- Nickname: San Juan de la Cruz
- Interactive map of Greytown
- Coordinates: 10°56′48″N 83°44′08″W﻿ / ﻿10.94667°N 83.73556°W
- Country: Nicaragua
- Department: Río San Juan
- Municipality: San Juan de Nicaragua

Population
- • Total: 2,161

= Greytown, Nicaragua =

Town in Nicaragua

Greytown, formerly known as San Juan de la Cruz, is a coastal town in Río San Juan Department in Nicaragua. It is located at the mouth of the San Juan River and serves as the administrative centre of the municipality of San Juan de Nicaragua. The town is notable for its pivotal geopolitical role in the 19th century during disputes between United Kingdom, the United States, and Nicaragua over regional dominance, canal access, and sovereignty over the Kingdom of Mosquitia.

== History ==

=== Early history and strategic importance ===
Due to its location at the mouth of the San Juan River, the town has historically held strategic significance as a gateway between the Caribbean Sea and the interior of Central America, particularly Lake Nicaragua and the city of Granada.

=== Renaming of Greytown ===
In 1841, as part of a broader effort to support the territorial claims of the Kingdom of Mosquitia, King Robert Charles Frederic, accompanied by Colonel Alexander MacDonald, Superintendent of British Honduras, visited San Juan del Norte, a small but strategic settlement located at the mouth of the San Juan River.

At the time, the town was under the de facto control of Colonel Manuel Quijano, a Nicaraguan official styled as commandant of the port. Upon arrival, King Robert Charles Frederic and MacDonald found a civil population that expressed strong dissatisfaction with Quijano, accusing him of abuse of authority and oppressive conduct. Their grievances included appeals for protection and a request that Quijano be removed, due to what they described as his widespread unpopularity and mistreatment of the local population.

Macdonald also received reports that implicated Quijano in the recent deaths of Colonel Juan Galindo and a fellow officer—both of British origin—who had been serving with the Central American Federation. Further testimony came from the captains of United States brigs Galen and Francis anchored nearby, whose ships had been plundered by Quijano and likewise urged action.

In response to these appeals—and in line with Britain's long-standing protectorate over Mosquitia—Macdonald raised the Mosquitia flag over the town as a symbol of Mosquitia's sovereignty. He then placed Quijano aboard his vessel and later disembarked him at Cape Gracias a Dios, allowing him to return overland to Nicaraguan jurisdiction. No military action took place, and the transition occurred without bloodshed or formal resistance. The Nicaraguan government protested, but Britain did not take action against MacDonald for the incident.

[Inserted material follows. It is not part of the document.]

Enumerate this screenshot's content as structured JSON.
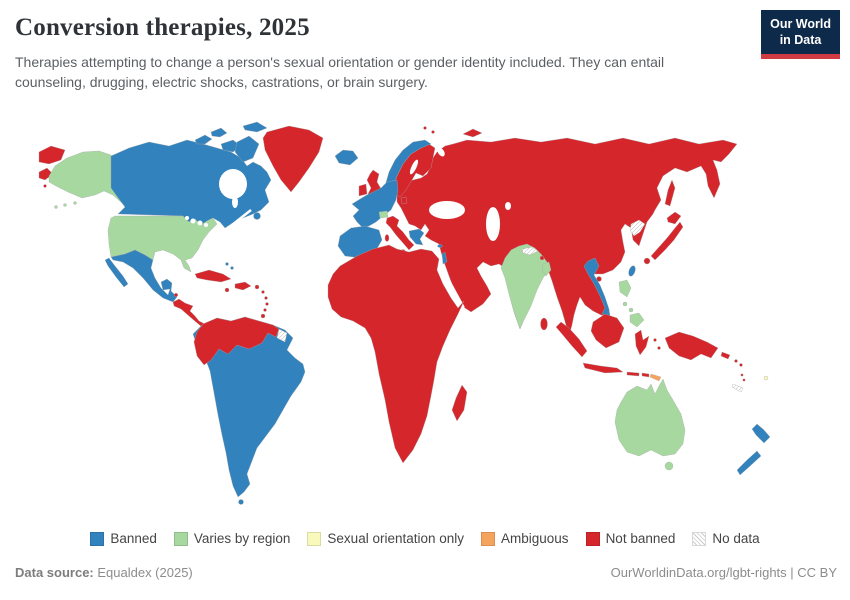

In 1847, King George Augustus Frederic visited Jamaica, where he was formally received by Governor Sir Charles Edward Grey. On 8 December 1847, in commemoration of this diplomatic visit and in gratitude for British support, the Mosquitia government renamed the town Greytown in the Governor’s honour. Greytown would later serve as the main Atlantic port of Mosquitia and a key site in Central American geopolitics throughout the mid-19th century.

== Geography ==
Greytown is situated on a coastal lagoon system at the delta of the San Juan River, near the border with Costa Rica. The area is surrounded by tropical rainforest and is located within the Indio Maíz Biological Reserve, one of Nicaragua's most ecologically diverse protected areas. Due to its remote location and limited road access, the town is primarily reached by boat or small aircraft.